Rappel important concernant les obligations inhérantes au repérage, au diagnostic et au traitement de l’amiante;

Les principaux textes réglementaires relatifs à l’amiante (propriétaires, entreprises intervenantes…) Face aux dangers de l’amiante, l’arsenal législatif impose aux entreprises étant en contact avec ce type de matériaux, même de façon occasionnelle (en situations d’intervention par exemple), des obligations élevées pour la protection de leurs personnels (en particulier le Décret n° 96-98 de février 1996 modifié, concernant la protection des travailleurs contre les risques liées à l’inhalation de poussières d’amiante).

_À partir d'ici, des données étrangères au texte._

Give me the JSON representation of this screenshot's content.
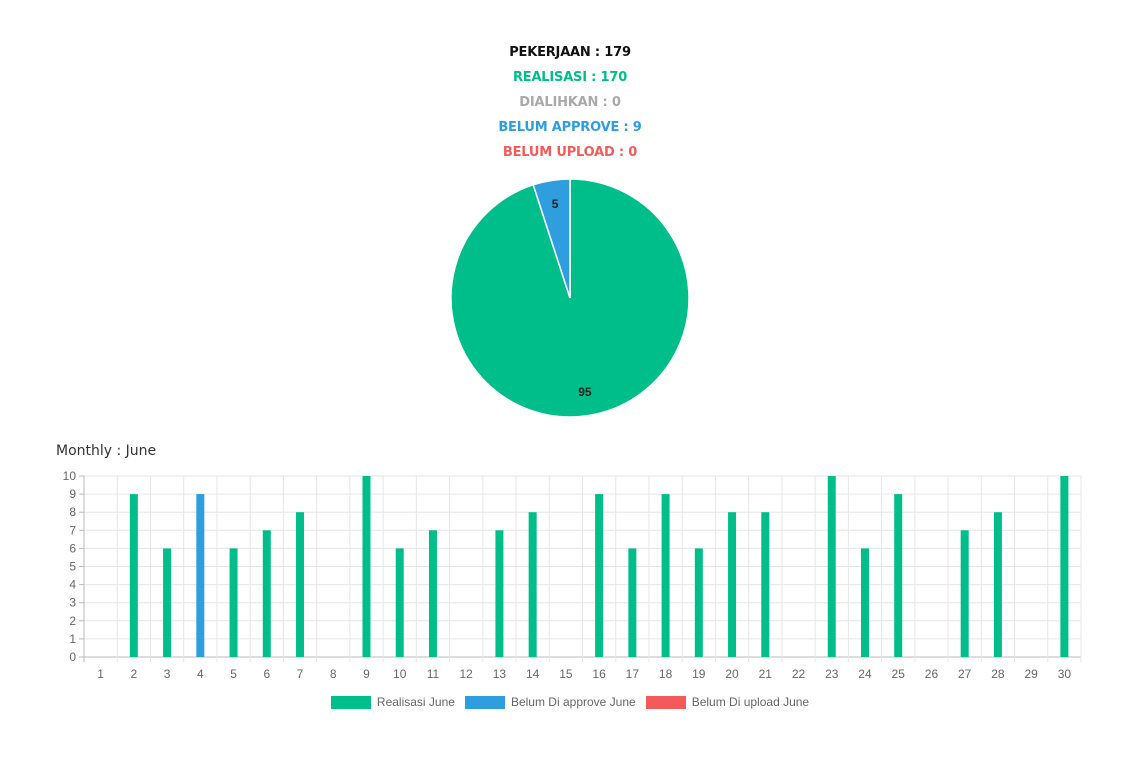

  • NORMES : NF X 46-010, NF X 46-020
  • Décret no 2012-639 du 4 mai 2012 relatif aux risques d’exposition à l’amiante
  • Décret no 2013-594 du 5 juillet 2013 relatif aux risques d’exposition à l’amiante – Arrêté du 7 mars 2013 relatif au choix, à l’entretien et à la vérification des équipements de protection individuelle utilisés lors d’opérations comportant un risque d’exposition à l’amiante
  • Arrêté du 8 avril 2013 relatif aux règles techniques, aux mesures de prévention et aux moyens de protection collective à mettre en œuvre par les entreprises lors d’opérations comportant un risque d’exposition à l’amiante.
  • Arrêté du 12 décembre 2012 relatif aux critères d’évaluation de l’état de conservation des matériaux et produits de la liste A contenant de l’amiante et au contenu du rapport de repérage
  • Arrêté du 21 décembre 2012 relatif aux recommandations générales de sécurité et au contenu de la fiche récapitulative du « dossier technique amiante »
  • Arrêté du 26 juin 2013 relatif au repérage des matériaux et produits de la liste C contenant de l’amiante et au contenu du rapport de repérage
  • Arrêté du 14 août 2012 relatif aux conditions de mesurage des niveaux d’empoussièrement, aux conditions de contrôle du respect de la valeur limite d’exposition professionnelle aux fibres d’amiante et aux conditions d’accréditation des organismes procédant à ces mesurages
  • Circulaire n° 96-60 du 19 juillet 1996 relative à l’élimination des déchets générés lors des travaux relatifs aux flocages et aux calorifugeages contenant de l’amiante dans le bâtiment

Les textes imposent également des contraintes importantes aux propriétaires des immeubles bâtis, pouvant entraîner des sanctions lourdes. Par exemple le Décret n° 96-97 modifié ainsi que de nombreux articles du Code de la Santé publique, relatif à la protection de la santé et de l’environnement par la prévention des risques sanitaires liés à l’amiante (en particulier les articles R. 1334-14 à R. 1334-29 et R. 1336-2 à R. 1336-5). Il concerne la protection des personnes qui résident, circulent ou travaillent dans les immeubles contenant certains types de matériaux contenant de l’amiante comme les faux plafonds, calorifugeages, des cloisons, dalles vinyles amiantées… Ils fixent notamment les obligations des propriétaires des immeubles dans le cadre :

  • De la recherche de flocage, calorifugeages et faux-plafonds (sauf pour les maisons individuelles)
  • De la recherche des autres composants de la construction contenant de l’amiante
  • De la vente ou de la démolition de tout immeuble bâti, y compris les maisons individuelles et les parties privatives des immeubles d’habitation à usage collectif, dont le permis de construire a été délivré avant le 1er juillet 1997
  • Des conditions de la vérification de l’état de conservation des MCA (Matériaux Contenant de l’Amiante)
  • Des modalités et délais des contrôles périodiques en fonction du résultat de l’évaluation de l’état de conservation de ces MCA
  • Des délais d’achèvement des travaux rendus nécessaires par les résultats des contrôles de l’état de conservation des MCA ou des mesures d’empoussièrement
  • Des niveaux d’empoussièrement des locaux, des conditions de maintenance, travaux de traitement des MCA, contrôles périodiques, établissement du DTA (Dossier Technique Amiante), etc.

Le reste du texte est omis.